Gwendolyn Elizabeth Brooks is the Pulitzer Prize-winning author of Annie Allen and one of the most celebrated Black poets. She also served as consultant in poetry to the Library of Congress—the first Black woman to hold that position. She was the poet laureate for the state of Illinois for over thirty years, a National Women’s Hall of Fame inductee, and the recipient of a lifetime achievement award from the National Endowment for the Arts. Her works include We Are Shining, Bronzeville Boys and Girls, A Street in Bronzeville, In the Mecca, The Bean Eaters, and Maud Martha.
Happy International Women’s Day 2020! I am afraid that I caught my daughters’ cold so I have only been doing light reading over the last week. Thankfully, that reading has been poetry by Gwendolyn Brooks, Illinois’ poet laureate for 30 years. Brooks’ poetry is a treasure. This collection isn’t as powerful to me as her earlier award winning work Annie Allen and Maud Martha but it still speaks to a changing culture on Chicago’s south side. Black radicalism, gangs, shootings, the emergence of the ghetto culture and police targeting black youths. It’s all here in this slim volume. Brooks still hopes to leave the planet a better one for her children Nora and Henry III as she has dedicated a few poems to them here. By writing of the black experience and alerting her readers to the changes to society over her lifetime, I have no doubt that Gwendolyn Brooks ensured that her children would have a better life than she did. Despite being under the weather, I find few people better to honor International Women’s Day with that Gwendolyn Brooks. What a gem of a person.
I enjoyed Brooks’ poetry, but I will admit I felt like I didn’t understand some of it perhaps due to unfamiliar cultural or historical references. I was born in 87 and this book was written in the 80s so maybe that’s part of it. I can tell she is a terrific poet and I love the way her poetry conjures imagery and emotion, and every beat is perfectly placed and effective. The “Boy Died in My Alley” was emotional and hard-hitting. I’m curious to read more by Brooks.
"Because the eyeless Leaders flutter, tilt, and fail The followers falter, peculiar, eyeless too. Force through the sludge. Force, whether God is a Thorough and a There, or a mad child, playing with a floorful of toys, mashing whatwhen he wills. Force, whether God is spent pulse, capricious, or a yet-to-come."
that's a stanza from Brooks' "ANOTHER PREACHMENT TO BLACKS"
i've finally started to check out brooks' work and i'm totally blown away. i love the clear political bent to her work that still leaves a lot of room for mystery and interpretation. i'm baffled as to why so many of my poet friends never seem to talk about her work.

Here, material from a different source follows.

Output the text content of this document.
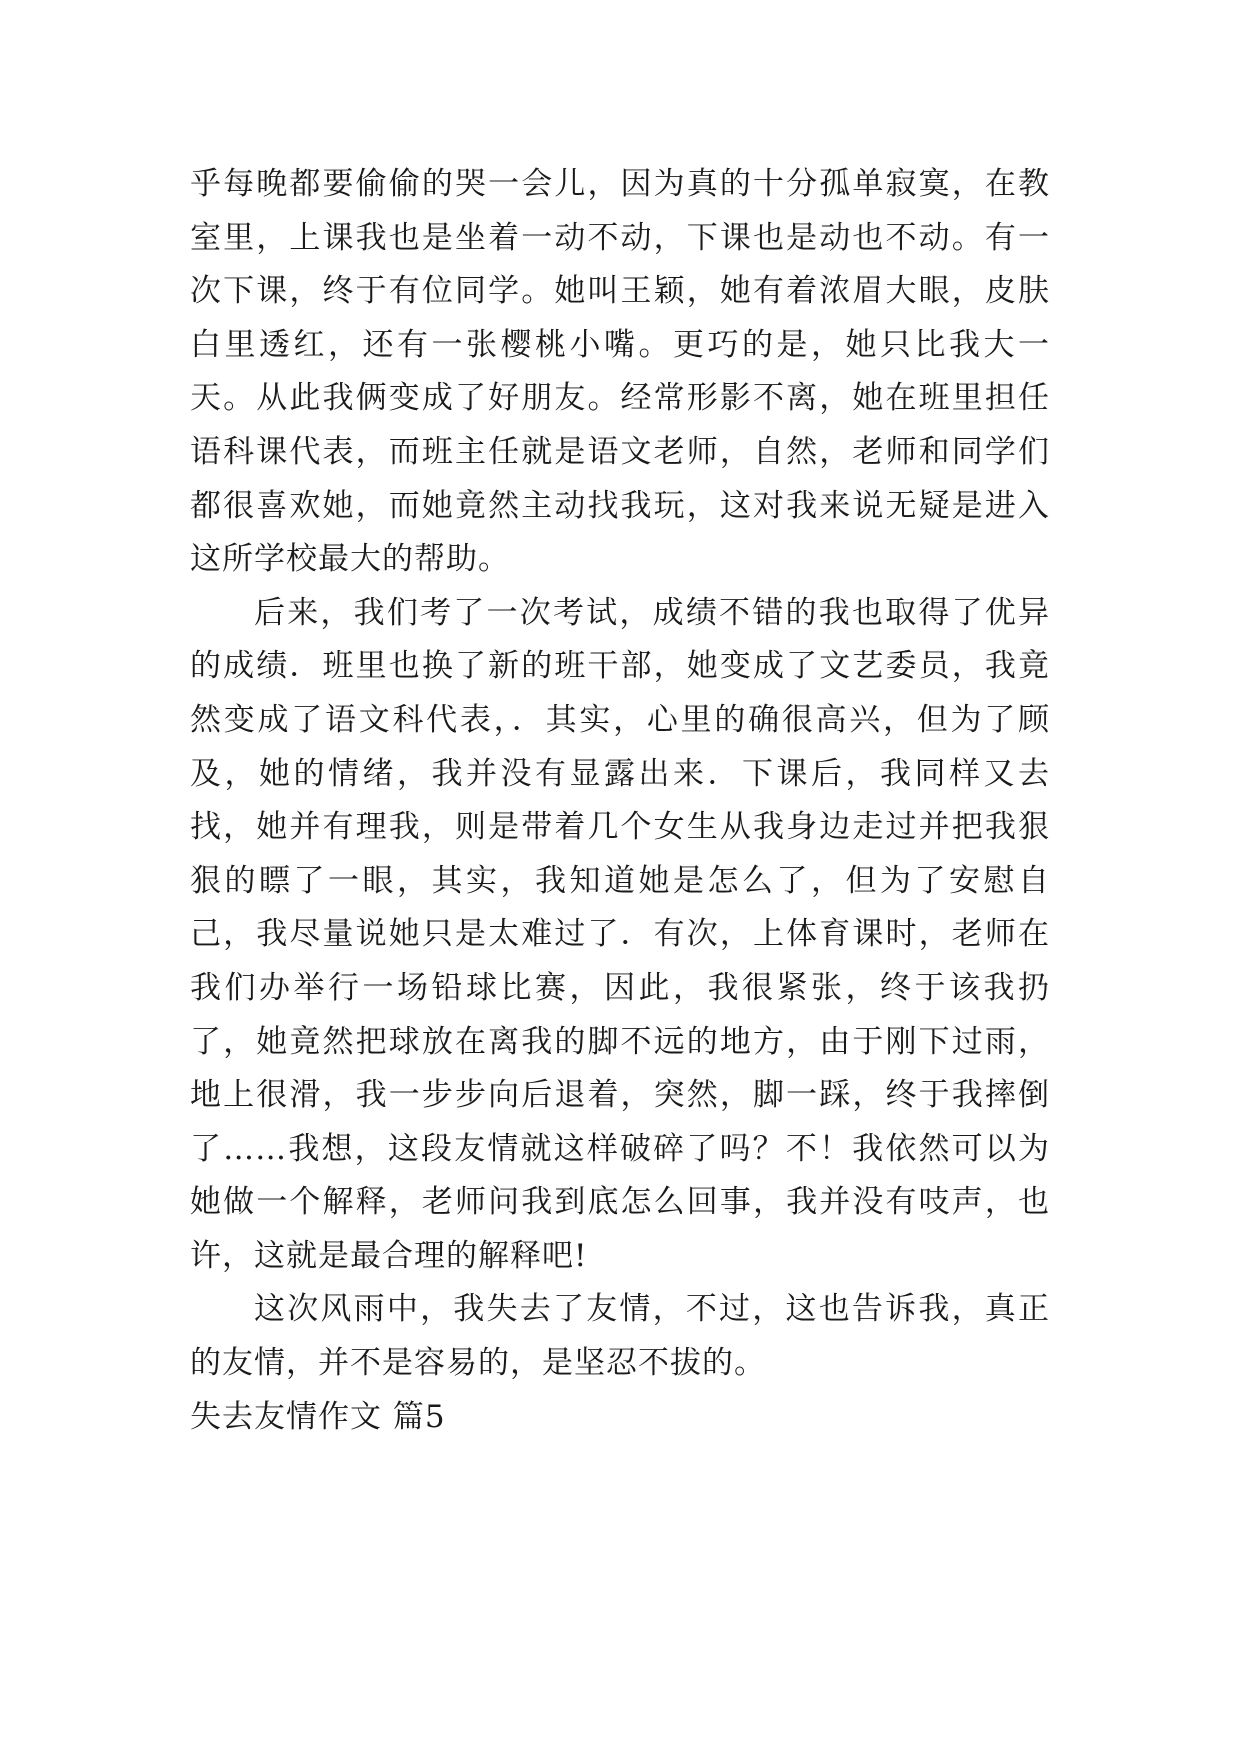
乎每晚都要偷偷的哭一会儿，因为真的十分孤单寂寞，在教室里，上课我也是坐着一动不动，下课也是动也不动。有一次下课，终于有位同学。她叫王颖，她有着浓眉大眼，皮肤白里透红，还有一张樱桃小嘴。更巧的是，她只比我大一天。从此我俩变成了好朋友。经常形影不离，她在班里担任语科课代表，而班主任就是语文老师，自然，老师和同学们都很喜欢她，而她竟然主动找我玩，这对我来说无疑是进入这所学校最大的帮助。

后来，我们考了一次考试，成绩不错的我也取得了优异的成绩．班里也换了新的班干部，她变成了文艺委员，我竟然变成了语文科代表，．其实，心里的确很高兴，但为了顾及，她的情绪，我并没有显露出来．下课后，我同样又去找，她并有理我，则是带着几个女生从我身边走过并把我狠狠的瞟了一眼，其实，我知道她是怎么了，但为了安慰自己，我尽量说她只是太难过了．有次，上体育课时，老师在我们办举行一场铅球比赛，因此，我很紧张，终于该我扔了，她竟然把球放在离我的脚不远的地方，由于刚下过雨，地上很滑，我一步步向后退着，突然，脚一踩，终于我摔倒了……我想，这段友情就这样破碎了吗？不！我依然可以为她做一个解释，老师问我到底怎么回事，我并没有吱声，也许，这就是最合理的解释吧!

这次风雨中，我失去了友情，不过，这也告诉我，真正的友情，并不是容易的，是坚忍不拔的。

失去友情作文 篇5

I think I've read this collection at least 20 times...Brooks not only changed the face of contemporary African American poetry, she set the standard...This volume contains one of my all time favorite poems, "The Boy Died In My Alley."
Gwendolyn Brooks' To Disembark is strikingly timely, the sort of book that could have been published yesterday rather than in 1981, its exploration of struggle, sorrow, defiance, and joy undimmed by time. It's also very much Chicago poetry; we'll even recognize the intersections named, and understand the references to those fancy northern suburbs.
So brilliant. Some of it went over my head because of some specific names and seeming historical references/figures, but the underlying premise had a lot of power and a lot of resonance for me personally. I got so many good pieces of inspiration from this collection of poems. Gwendolyn Brooks is truly an incredible poet and storyteller and writes pain, justice, and blackness very well.
Poetry by famous Gwendolyn Brooks, the first Black to win a Pulitzer Prize. These poems are statements on aspects of daily Black life. Intense and thought provoking.
I normally enjoy poetry. But I really struggled with this book. There were some moments that reasonated with me. However, overall it did not draw me in.